Mutations in the transmembrane helix S6 of domain IV confer cockroach sodium channel resistance to sodium channel blocker insecticides and local anesthetics

Abstract

Indoxacarb and metaflumizone are two sodium channel blocker insecticides (SCBIs). They preferably bind to and trap sodium channels in the slow-inactivated non-conducting state, a mode of action similar to that of local anesthetics (LAs). Recently, two sodium channel mutations, F1845Y (F4i15Y) and V1848I (V4i18I), in the transmembrane segment 6 of domain IV (IVS6), were identified to be associated with indoxacarb resistance in Plutella xylostella. F4i15 is known to be critical for the action of LAs on mammalian sodium channels. Previously, mutation F4i15A in a cockroach sodium channel, BgNav1-1a, has been shown to reduce the action of lidocaine, a LA, but not the action of SCBIs. In this study, we introduced mutations F4i15Y and V4i18A/I individually into the cockroach sodium channel, BgNav1-1a, and conducted functional analysis of the three mutants in Xenopus oocytes.

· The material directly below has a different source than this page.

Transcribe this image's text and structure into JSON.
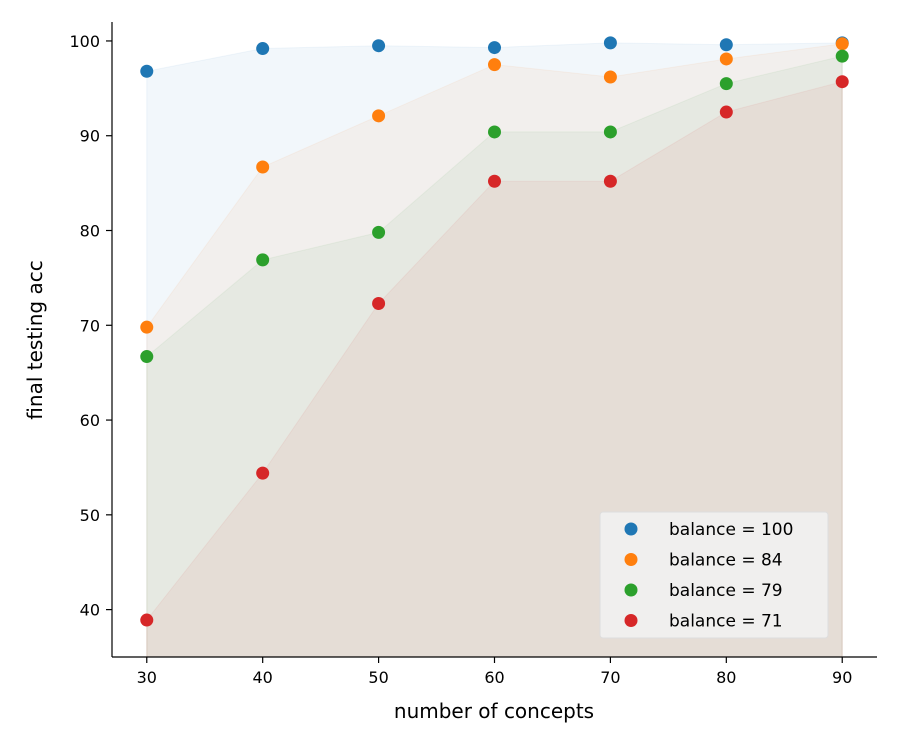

We found that both the F4i15Y and V4i18I mutations reduced the inhibition of sodium current by indoxacarb, DCJW (an active metabolite of indoxacarb) and metaflumizone. F4i15Y and V4i18I mutations also reduced the use-dependent block of sodium current by lidocaine. In contrast, substitution V4i18A enhanced the action metaflumizone and lidocaine. These results show that both F4i15Y and V4i18I mutations may contribute to target-site resistance to SCBIs, and provide the first molecular evidence for common amino acid determinants on insect sodium channels involved in action of SCBIs and LA.